Corresponing Author: 
Zaheer Uddin
 
Authors: 
Fozia Zaheer Saif Uddin Jilani Muhammad Ahsan Uddin Ambreen Insaf S. Mamnoon Akhtar Zaheer Uddin
Paper ID: 
gnest_04021
Paper Status: 
Proof
Date Paper Accepted: 
19-11-2021
Paper online: 
22/11/2021
Visual abstract: 
Abstract: 

Weibull Cumulative Distribution Function (C.D.F.) has been employed to assess and compare wind potentials of two wind stations Europlatform and Stavenisse of The Netherland. Weibull distribution has been used for accurate estimation of wind energy potential for a long time. The Weibull distribution with two parameters is suitable for modeling wind data if wind distribution is unimodal.
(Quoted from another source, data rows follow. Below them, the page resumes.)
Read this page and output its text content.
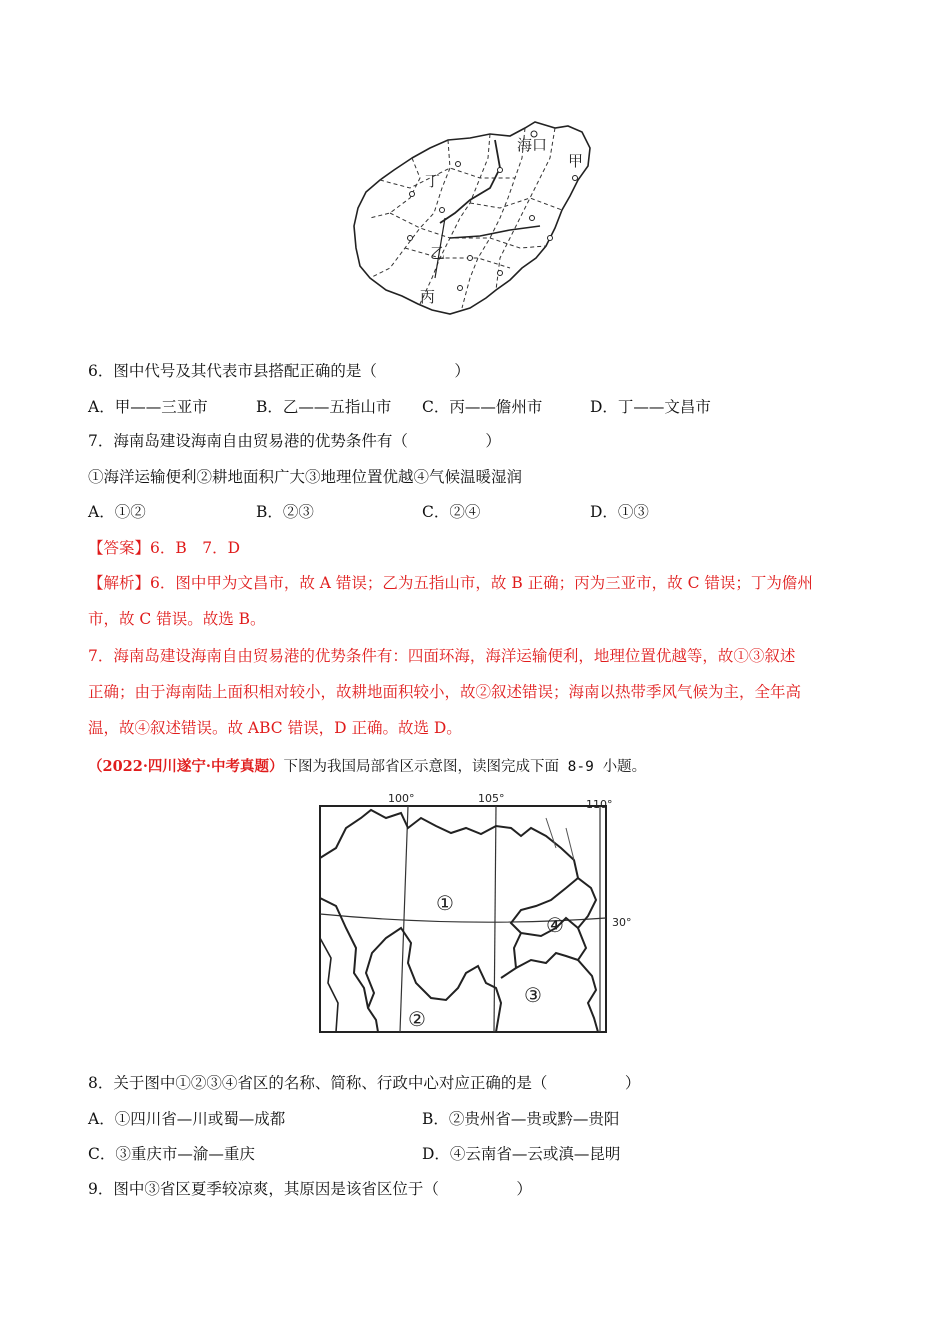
海口
甲
丁
乙
丙
6．图中代号及其代表市县搭配正确的是（　　　　　）
A．甲——三亚市	B．乙——五指山市 C．丙——儋州市	D．丁——文昌市
7．海南岛建设海南自由贸易港的优势条件有（　　　　　）
①海洋运输便利②耕地面积广大③地理位置优越④气候温暖湿润
A．①②	B．②③	C．②④	D．①③
【答案】6．B　7．D
【解析】6．图中甲为文昌市，故 A 错误；乙为五指山市，故 B 正确；丙为三亚市，故 C 错误；丁为儋州
市，故 C 错误。故选 B。
7．海南岛建设海南自由贸易港的优势条件有：四面环海，海洋运输便利，地理位置优越等，故①③叙述
正确；由于海南陆上面积相对较小，故耕地面积较小，故②叙述错误；海南以热带季风气候为主，全年高
温，故④叙述错误。故 ABC 错误，D 正确。故选 D。
（2022·四川遂宁·中考真题）下图为我国局部省区示意图，读图完成下面 8-9 小题。
100°	105°	110°
30°
①
②
③
④
8．关于图中①②③④省区的名称、简称、行政中心对应正确的是（　　　　　）
A．①四川省—川或蜀—成都	B．②贵州省—贵或黔—贵阳
C．③重庆市—渝—重庆	D．④云南省—云或滇—昆明
9．图中③省区夏季较凉爽，其原因是该省区位于（　　　　　）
Whereas wind distribution is generally unimodal, random weather changes can make the distribution bimodal. It is always desirable to find a method that accurately represents actual statistical data. Some well-known statistical methods are Method of Moment (MoM), Linear Least Square Method (LLSM), Maximum Likelihood Method (M.L.M.), Modified Maximum Likelihood Method (MMLM), Energy Pattern Factor Method (EPFM), and Empirical Method (E.M.), etc. All these methods employ Probability Density Function (PDF) of Weibull distribution, except LLSM, which uses Cumulative Distribution Function (C.D.F.). In this communication, we are presenting a newly proposed method of evaluating Weibull parameters. Unlike most methods, this new method employs a cumulative distribution function. A MATLABĀ® GUI-based simulation is developed to estimate Weibull parameters using the C.D.F. approach. It is found that the Mean Square Error (M.S.E.) is the lowest when using the new method. The new method, therefore, estimates wind power density with reasonable accuracy. Wind Power (W.P.) is estimated by considering four different Wind Turbine (W.T.) models for two sites, and maximum W.P. is found using Evance R9000.

Keywords: 
Weibull distribution, Weibull parameters, Maximum likelihood method, method of moments, Empirical method, Energy pattern method, Linear least square method, simulation method, MATLAB Simulation.